For other recipes, such as green bean casserole, using a canned ingredient for the dish can be a good thing. It saves time and energy — just opt in for “low sodium” when purchasing the soup. “I would just use cream of mushroom soup, yes it’s going to be higher in salt. It’s a matter of what you have time for, what you have mental threshold for” Riederer said. Boxed foods such as stuffing can be upped in nutrition by adding some fresh vegetables, like onions and celery. “So, this idea of making everything from scratch is great but it’s not necessarily realistic for everybody or for many people,” Riederer said. Making food healthier for one day shouldn’t necessarily be the goal either, but Riederer has a different take.
“I strongly encourage what we call the plate method,” Riederer said, which consists of half veggies, a quarter protein and a quarter carbs. Keeping this in mind while you pile things onto your plate will help you not overindulge. This rule applies not only to Thanksgiving but every day. Her philosophy is “eat what you love, enjoy it.” For example, Reiderer explained if you are only going to eat few carbs and your mouth has been watering for mashed potatoes, put that on your plate instead of a roll.
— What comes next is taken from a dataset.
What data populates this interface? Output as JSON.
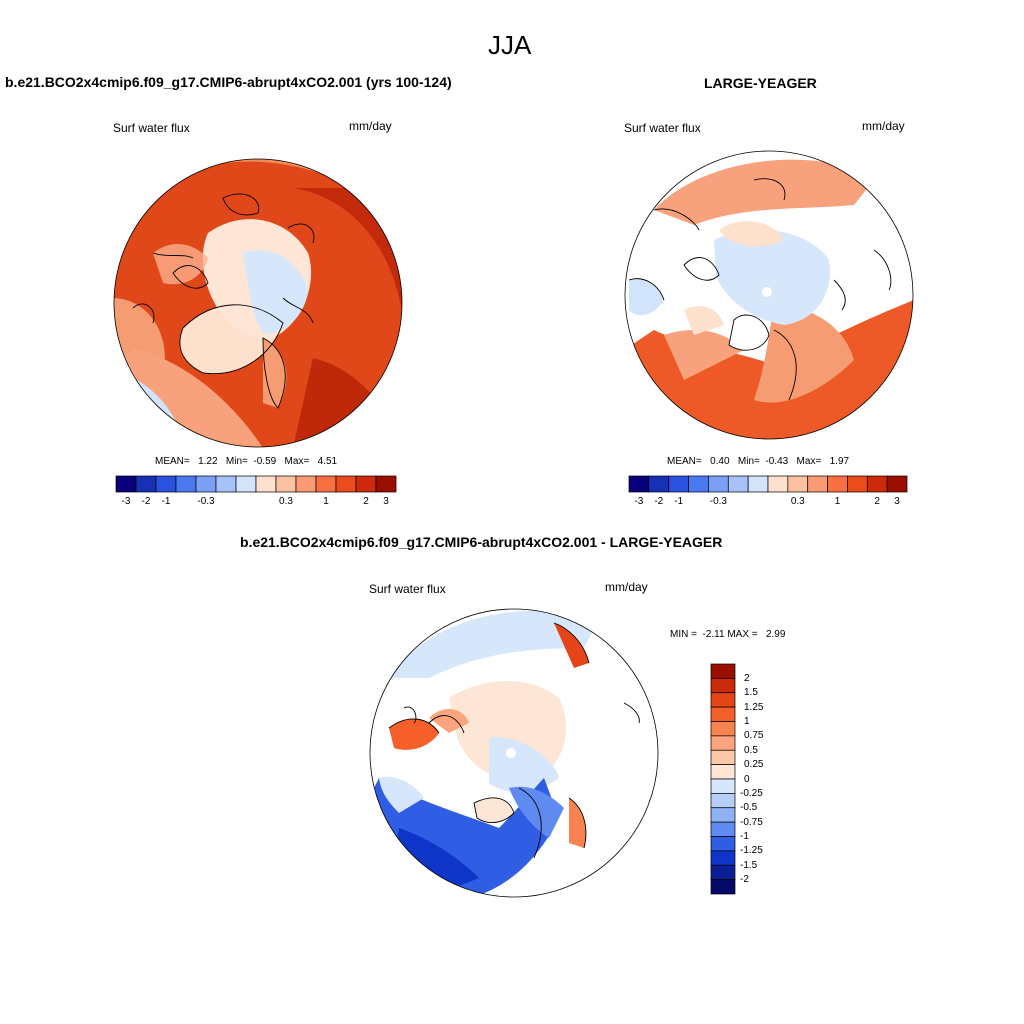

During her own Thanksgiving meal at home Riederer said: “I just look for the foods I like the best.” The idea of intuitive eating is something Riederer is a proponent of. “I eat exactly what I want but I’ve worked really hard at stopping when I’m full and that is something that is a challenge on Thanksgiving,” Riederer said.
During this time of year, filled with feasts and festivities, Riederer recommends counteracting all of this by “doing something active every day.” After the meal is done maybe take a small walk, instead of the nap the tryptophan in the turkey is begging you to take. As the holiday season continues Riederer said to ask yourself every day, “what’s a healthy choice you can make?” For some, simple hydration is enough, especially once the alcohol comes out. “I’m going to have a glass of water and then I’m going to have a drink, I’m going to have a glass of water then I’m going to have a drink, and just staying hydrated,” Riederer said.
Emotional health is just as important as physical health during holiday stress. “So many of us, in our culture, eat emotionally,” Riederer said. Check yourself — notice if you are eating because you’re hungry or because your mom is being too critical again. This goes for alcohol too.
In the end, the tradition of Thanksgiving for most of us boils down to family and friends and enjoying a meal with one another. Staying mindful of what you put in your mouth that day, and all the other days of the year, and being aware of when your body is full is important for balance. Have a Happy Thanksgiving and remember to have a slice of pumpkin pie.